16/07/2018 19:32 - Política
Radioagência
Analista político avalia como positiva organização de bancadas por segmentos
Interesses comuns em determinados assuntos levam parlamentares de partidos diversos a atuarem conjuntamente, como uma bancada organizada, na Câmara dos Deputados. Atualmente, são bastante atuantes no Congresso as bancadas do agronegócio, evangélica, da segurança pública, dos direitos humanos, da saúde, da educação, sindical...

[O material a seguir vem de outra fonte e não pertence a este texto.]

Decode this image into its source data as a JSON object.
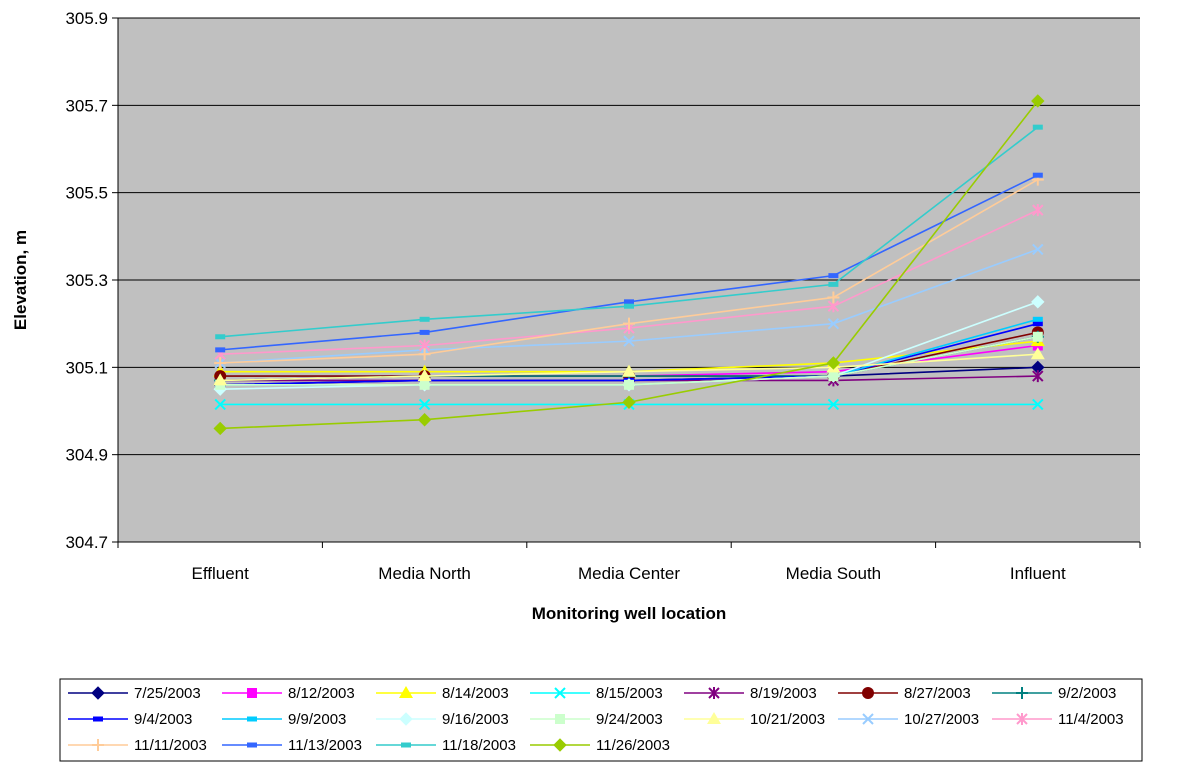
{
  "chart_data": {
    "type": "line",
    "title": "",
    "xlabel": "Monitoring well location",
    "ylabel": "Elevation, m",
    "categories": [
      "Effluent",
      "Media North",
      "Media Center",
      "Media South",
      "Influent"
    ],
    "ylim": [
      304.7,
      305.9
    ],
    "yticks": [
      "304.7",
      "304.9",
      "305.1",
      "305.3",
      "305.5",
      "305.7",
      "305.9"
    ],
    "grid": true,
    "legend_position": "bottom",
    "plot_background": "#C0C0C0",
    "series": [
      {
        "name": "7/25/2003",
        "color": "#000080",
        "marker": "diamond",
        "values": [
          305.06,
          305.07,
          305.07,
          305.08,
          305.1
        ]
      },
      {
        "name": "8/12/2003",
        "color": "#FF00FF",
        "marker": "square",
        "values": [
          305.07,
          305.08,
          305.08,
          305.09,
          305.15
        ]
      },
      {
        "name": "8/14/2003",
        "color": "#FFFF00",
        "marker": "triangle",
        "values": [
          305.09,
          305.09,
          305.09,
          305.11,
          305.16
        ]
      },
      {
        "name": "8/15/2003",
        "color": "#00FFFF",
        "marker": "x",
        "values": [
          305.015,
          305.015,
          305.015,
          305.015,
          305.015
        ]
      },
      {
        "name": "8/19/2003",
        "color": "#800080",
        "marker": "star",
        "values": [
          305.07,
          305.07,
          305.07,
          305.07,
          305.08
        ]
      },
      {
        "name": "8/27/2003",
        "color": "#800000",
        "marker": "circle",
        "values": [
          305.08,
          305.08,
          305.08,
          305.08,
          305.18
        ]
      },
      {
        "name": "9/2/2003",
        "color": "#008080",
        "marker": "plus",
        "values": [
          305.07,
          305.08,
          305.08,
          305.08,
          305.17
        ]
      },
      {
        "name": "9/4/2003",
        "color": "#0000FF",
        "marker": "dash",
        "values": [
          305.06,
          305.07,
          305.07,
          305.08,
          305.2
        ]
      },
      {
        "name": "9/9/2003",
        "color": "#00CCFF",
        "marker": "dash",
        "values": [
          305.06,
          305.06,
          305.06,
          305.08,
          305.21
        ]
      },
      {
        "name": "9/16/2003",
        "color": "#CCFFFF",
        "marker": "diamond",
        "values": [
          305.05,
          305.06,
          305.06,
          305.08,
          305.25
        ]
      },
      {
        "name": "9/24/2003",
        "color": "#CCFFCC",
        "marker": "square",
        "values": [
          305.06,
          305.06,
          305.06,
          305.08,
          305.17
        ]
      },
      {
        "name": "10/21/2003",
        "color": "#FFFF99",
        "marker": "triangle",
        "values": [
          305.07,
          305.08,
          305.09,
          305.1,
          305.13
        ]
      },
      {
        "name": "10/27/2003",
        "color": "#99CCFF",
        "marker": "x",
        "values": [
          305.11,
          305.14,
          305.16,
          305.2,
          305.37
        ]
      },
      {
        "name": "11/4/2003",
        "color": "#FF99CC",
        "marker": "star",
        "values": [
          305.13,
          305.15,
          305.19,
          305.24,
          305.46
        ]
      },
      {
        "name": "11/11/2003",
        "color": "#FFCC99",
        "marker": "plus",
        "values": [
          305.11,
          305.13,
          305.2,
          305.26,
          305.53
        ]
      },
      {
        "name": "11/13/2003",
        "color": "#3366FF",
        "marker": "dash",
        "values": [
          305.14,
          305.18,
          305.25,
          305.31,
          305.54
        ]
      },
      {
        "name": "11/18/2003",
        "color": "#33CCCC",
        "marker": "dash",
        "values": [
          305.17,
          305.21,
          305.24,
          305.29,
          305.65
        ]
      },
      {
        "name": "11/26/2003",
        "color": "#99CC00",
        "marker": "diamond",
        "values": [
          304.96,
          304.98,
          305.02,
          305.11,
          305.71
        ]
      }
    ]
  }
}
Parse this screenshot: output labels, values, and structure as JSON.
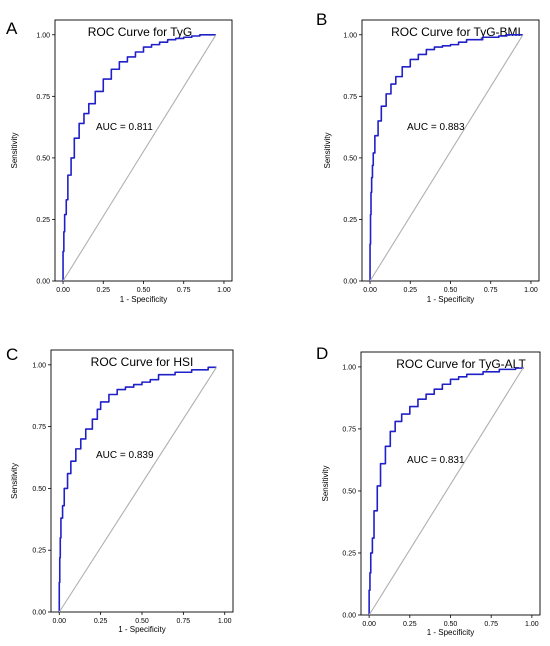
{
  "colors": {
    "roc_curve": "#2020c8",
    "reference_line": "#b0b0b0",
    "frame": "#000000",
    "background": "#ffffff"
  },
  "chart_data": [
    {
      "panel": "A",
      "type": "line",
      "title": "ROC Curve for TyG",
      "xlabel": "1 - Specificity",
      "ylabel": "Sensitivity",
      "annotation": "AUC = 0.811",
      "xlim": [
        -0.05,
        1.05
      ],
      "ylim": [
        0,
        1.06
      ],
      "x_ticks": [
        "0.00",
        "0.25",
        "0.50",
        "0.75",
        "1.00"
      ],
      "y_ticks": [
        "0.00",
        "0.25",
        "0.50",
        "0.75",
        "1.00"
      ],
      "grid": false,
      "series": [
        {
          "style": "roc",
          "x": [
            0,
            0.005,
            0.01,
            0.02,
            0.03,
            0.05,
            0.07,
            0.1,
            0.13,
            0.16,
            0.2,
            0.25,
            0.3,
            0.35,
            0.4,
            0.45,
            0.5,
            0.55,
            0.6,
            0.65,
            0.7,
            0.75,
            0.8,
            0.85,
            0.9,
            0.95
          ],
          "y": [
            0,
            0.12,
            0.2,
            0.27,
            0.33,
            0.43,
            0.5,
            0.58,
            0.64,
            0.68,
            0.72,
            0.77,
            0.82,
            0.86,
            0.89,
            0.91,
            0.93,
            0.95,
            0.96,
            0.97,
            0.98,
            0.985,
            0.99,
            0.995,
            1.0,
            1.0
          ]
        },
        {
          "style": "reference",
          "x": [
            0,
            0.95
          ],
          "y": [
            0,
            1.0
          ]
        }
      ]
    },
    {
      "panel": "B",
      "type": "line",
      "title": "ROC Curve for TyG-BMI",
      "xlabel": "1 - Specificity",
      "ylabel": "Sensitivity",
      "annotation": "AUC = 0.883",
      "xlim": [
        -0.05,
        1.05
      ],
      "ylim": [
        0,
        1.06
      ],
      "x_ticks": [
        "0.00",
        "0.25",
        "0.50",
        "0.75",
        "1.00"
      ],
      "y_ticks": [
        "0.00",
        "0.25",
        "0.50",
        "0.75",
        "1.00"
      ],
      "grid": false,
      "series": [
        {
          "style": "roc",
          "x": [
            0,
            0.003,
            0.006,
            0.01,
            0.015,
            0.02,
            0.03,
            0.05,
            0.07,
            0.1,
            0.13,
            0.16,
            0.2,
            0.25,
            0.3,
            0.35,
            0.4,
            0.45,
            0.5,
            0.55,
            0.6,
            0.7,
            0.8,
            0.85,
            0.9,
            0.95
          ],
          "y": [
            0,
            0.15,
            0.27,
            0.36,
            0.42,
            0.47,
            0.52,
            0.59,
            0.65,
            0.71,
            0.76,
            0.8,
            0.83,
            0.87,
            0.9,
            0.92,
            0.94,
            0.95,
            0.955,
            0.96,
            0.97,
            0.98,
            0.99,
            0.995,
            1.0,
            1.0
          ]
        },
        {
          "style": "reference",
          "x": [
            0,
            0.95
          ],
          "y": [
            0,
            1.0
          ]
        }
      ]
    },
    {
      "panel": "C",
      "type": "line",
      "title": "ROC Curve for HSI",
      "xlabel": "1 - Specificity",
      "ylabel": "Sensitivity",
      "annotation": "AUC = 0.839",
      "xlim": [
        -0.05,
        1.05
      ],
      "ylim": [
        0,
        1.06
      ],
      "x_ticks": [
        "0.00",
        "0.25",
        "0.50",
        "0.75",
        "1.00"
      ],
      "y_ticks": [
        "0.00",
        "0.25",
        "0.50",
        "0.75",
        "1.00"
      ],
      "grid": false,
      "series": [
        {
          "style": "roc",
          "x": [
            0,
            0.003,
            0.006,
            0.01,
            0.02,
            0.03,
            0.05,
            0.07,
            0.1,
            0.13,
            0.16,
            0.2,
            0.23,
            0.25,
            0.3,
            0.35,
            0.4,
            0.45,
            0.5,
            0.55,
            0.6,
            0.7,
            0.8,
            0.9,
            0.95
          ],
          "y": [
            0,
            0.12,
            0.22,
            0.3,
            0.38,
            0.43,
            0.5,
            0.56,
            0.61,
            0.66,
            0.7,
            0.74,
            0.78,
            0.82,
            0.85,
            0.88,
            0.9,
            0.91,
            0.92,
            0.93,
            0.94,
            0.96,
            0.97,
            0.98,
            0.99
          ]
        },
        {
          "style": "reference",
          "x": [
            0,
            0.95
          ],
          "y": [
            0,
            0.99
          ]
        }
      ]
    },
    {
      "panel": "D",
      "type": "line",
      "title": "ROC Curve for TyG-ALT",
      "xlabel": "1 - Specificity",
      "ylabel": "Sensitivity",
      "annotation": "AUC = 0.831",
      "xlim": [
        -0.05,
        1.05
      ],
      "ylim": [
        0,
        1.06
      ],
      "x_ticks": [
        "0.00",
        "0.25",
        "0.50",
        "0.75",
        "1.00"
      ],
      "y_ticks": [
        "0.00",
        "0.25",
        "0.50",
        "0.75",
        "1.00"
      ],
      "grid": false,
      "series": [
        {
          "style": "roc",
          "x": [
            0,
            0.005,
            0.01,
            0.02,
            0.03,
            0.05,
            0.07,
            0.1,
            0.13,
            0.16,
            0.2,
            0.25,
            0.3,
            0.35,
            0.4,
            0.45,
            0.5,
            0.55,
            0.6,
            0.7,
            0.8,
            0.9,
            0.95
          ],
          "y": [
            0,
            0.1,
            0.17,
            0.25,
            0.31,
            0.42,
            0.52,
            0.61,
            0.68,
            0.74,
            0.78,
            0.81,
            0.84,
            0.87,
            0.89,
            0.91,
            0.93,
            0.95,
            0.96,
            0.97,
            0.98,
            0.99,
            0.995
          ]
        },
        {
          "style": "reference",
          "x": [
            0,
            0.95
          ],
          "y": [
            0,
            1.0
          ]
        }
      ]
    }
  ]
}
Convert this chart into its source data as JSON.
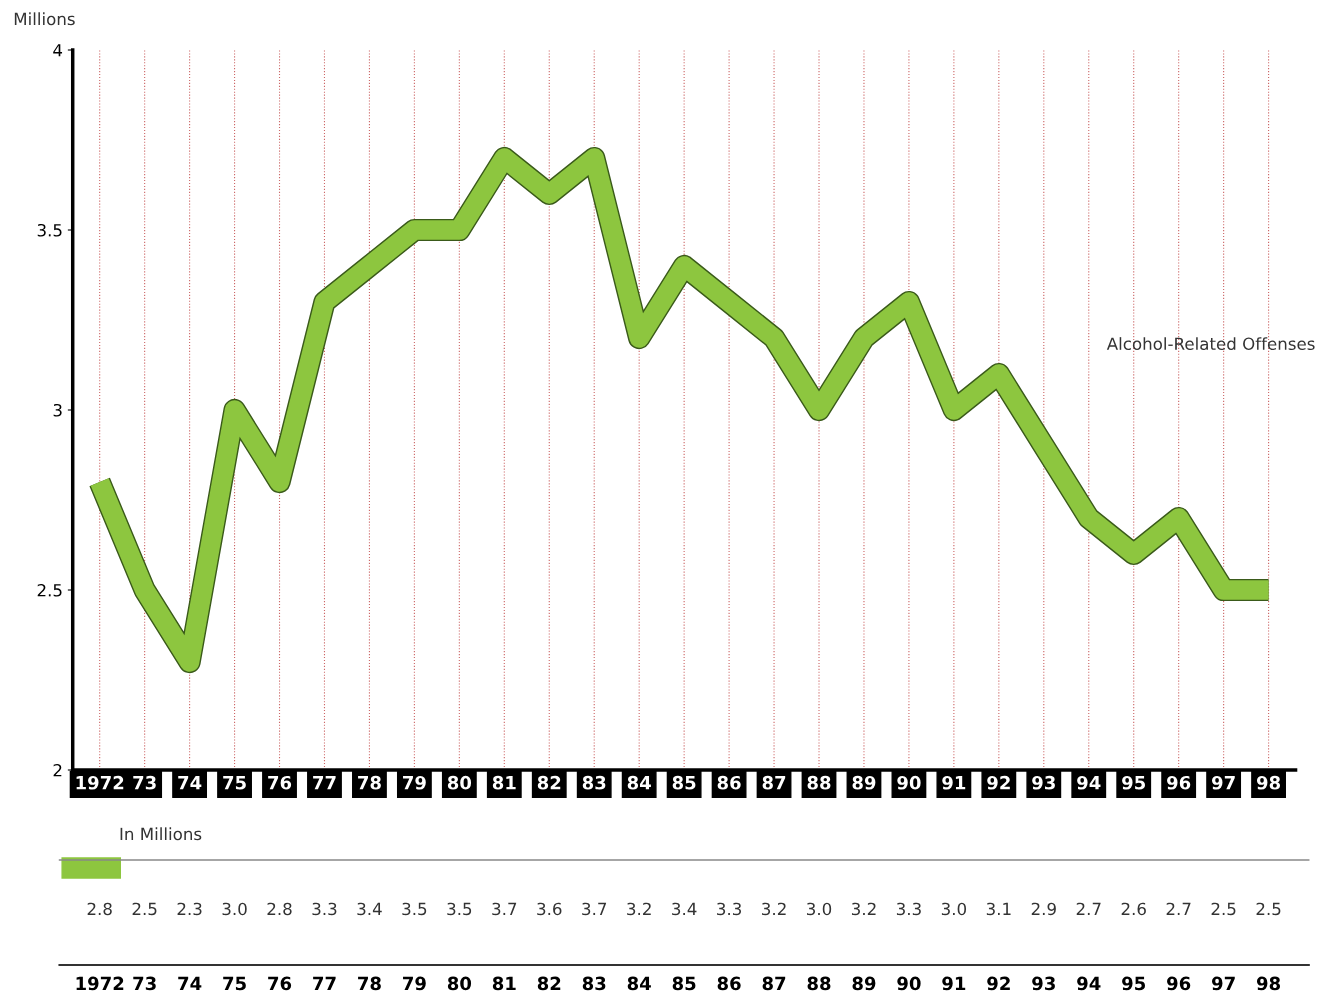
{
  "chart_data": {
    "type": "line",
    "ylabel": "Millions",
    "categories": [
      "1972",
      "73",
      "74",
      "75",
      "76",
      "77",
      "78",
      "79",
      "80",
      "81",
      "82",
      "83",
      "84",
      "85",
      "86",
      "87",
      "88",
      "89",
      "90",
      "91",
      "92",
      "93",
      "94",
      "95",
      "96",
      "97",
      "98"
    ],
    "series": [
      {
        "name": "Alcohol-Related Offenses",
        "color": "#8dc63f",
        "values": [
          2.8,
          2.5,
          2.3,
          3.0,
          2.8,
          3.3,
          3.4,
          3.5,
          3.5,
          3.7,
          3.6,
          3.7,
          3.2,
          3.4,
          3.3,
          3.2,
          3.0,
          3.2,
          3.3,
          3.0,
          3.1,
          2.9,
          2.7,
          2.6,
          2.7,
          2.5,
          2.5
        ],
        "value_labels": [
          "2.8",
          "2.5",
          "2.3",
          "3.0",
          "2.8",
          "3.3",
          "3.4",
          "3.5",
          "3.5",
          "3.7",
          "3.6",
          "3.7",
          "3.2",
          "3.4",
          "3.3",
          "3.2",
          "3.0",
          "3.2",
          "3.3",
          "3.0",
          "3.1",
          "2.9",
          "2.7",
          "2.6",
          "2.7",
          "2.5",
          "2.5"
        ]
      }
    ],
    "ylim": [
      2,
      4
    ],
    "yticks": [
      2,
      2.5,
      3,
      3.5,
      4
    ],
    "grid": "x",
    "legend": false,
    "annotations": [
      "In Millions"
    ]
  }
}
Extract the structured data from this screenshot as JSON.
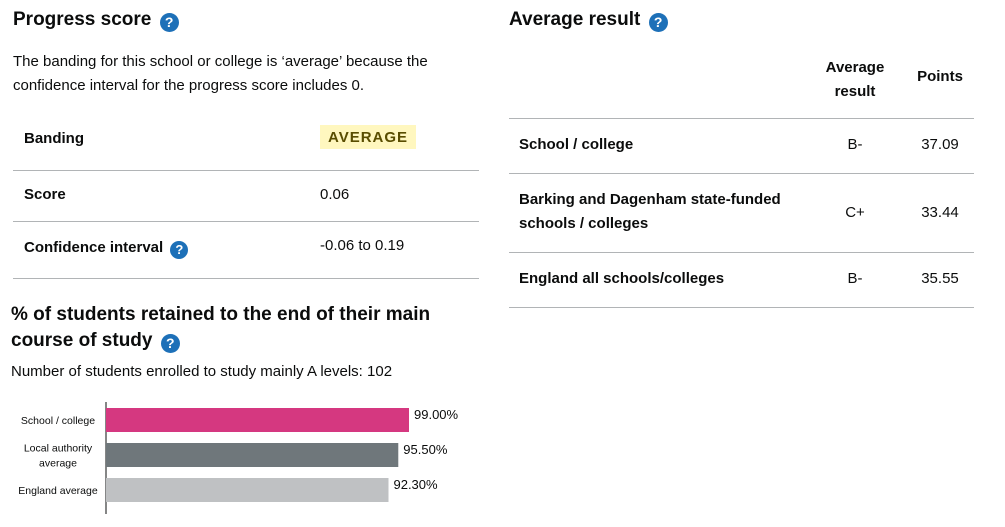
{
  "progress": {
    "title": "Progress score",
    "help_icon": "?",
    "description": "The banding for this school or college is ‘average’ because the confidence interval for the progress score includes 0.",
    "rows": [
      {
        "label": "Banding",
        "value": "AVERAGE"
      },
      {
        "label": "Score",
        "value": "0.06"
      },
      {
        "label": "Confidence interval",
        "value": "-0.06 to 0.19"
      }
    ]
  },
  "retention": {
    "title": "% of students retained to the end of their main course of study",
    "subtitle": "Number of students enrolled to study mainly A levels: 102"
  },
  "chart_data": {
    "type": "bar",
    "orientation": "horizontal",
    "categories": [
      "School / college",
      "Local authority average",
      "England average"
    ],
    "values": [
      99.0,
      95.5,
      92.3
    ],
    "value_labels": [
      "99.00%",
      "95.50%",
      "92.30%"
    ],
    "colors": [
      "#d53880",
      "#6f777b",
      "#bfc1c3"
    ],
    "xlim": [
      0,
      100
    ]
  },
  "average_result": {
    "title": "Average result",
    "columns": [
      "",
      "Average result",
      "Points"
    ],
    "rows": [
      {
        "name": "School / college",
        "result": "B-",
        "points": "37.09"
      },
      {
        "name": "Barking and Dagenham state-funded schools / colleges",
        "result": "C+",
        "points": "33.44"
      },
      {
        "name": "England all schools/colleges",
        "result": "B-",
        "points": "35.55"
      }
    ]
  },
  "colors": {
    "text": "#0b0c0c",
    "link_blue": "#1d70b8",
    "tag_bg": "#fff7bf",
    "tag_text": "#594d00",
    "rule": "#b1b4b6"
  }
}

A Rádio Câmara discutiu o assunto com o analista político Antonio Augusto Queiroz, diretor do Departamento Intersindical de Assessoria Parlamentar (Diap). Ele destaca a organização de uma dessas bancadas suprapartidárias:
"Por exemplo: a bancada ruralista tem um padrão de atuação, que é uma coisa impressionante. Eles têm a figura do coordenador, que é o responsável por organizar a documentação, por convocar as reuniões, por fazer toda a articulação intrabancada. Tem a figura do agitador, que é o sujeito que vai para o Plenário, vai para a imprensa verbalizar as propostas da frente e dizer que, se o governo não atender os seus pleitos, o governo vai ser derrotado porque a bancada vota em bloco. E tem a figura do negociador, que diz que é verdade que tem esse poder todo pra derrotar o governo, mas que quer compor, quer negociar, etc... Então, um padrão inteligente, articulado, com ritos e procedimentos a serem adotados e faz com que a bancada se torne uma das mais eficazes lá do Parlamento."
Essa atuação conjunta pode ser útil para os eleitores:
"Se não houvesse uma bancada para defender o meio ambiente lá no Parlamento, certamente esse segmento, esse setor, ficaria sem representação, sem uma articulação. A mesma coisa vale em relação a índios, negros, as minorias de um modo geral. Então, essas frentes parlamentares, em alguma medida, elas suprem essa ausência de representação própria no Parlamento ou um partido identificado com determinadas causas, que pudesse fazer essa representação. Então, desse ponto de vista, ela é útil porque permite cumprir uma lacuna que nem sempre os partidos cumprem em relação a determinado segmento, em relação a determinadas clivagens do eleitorado."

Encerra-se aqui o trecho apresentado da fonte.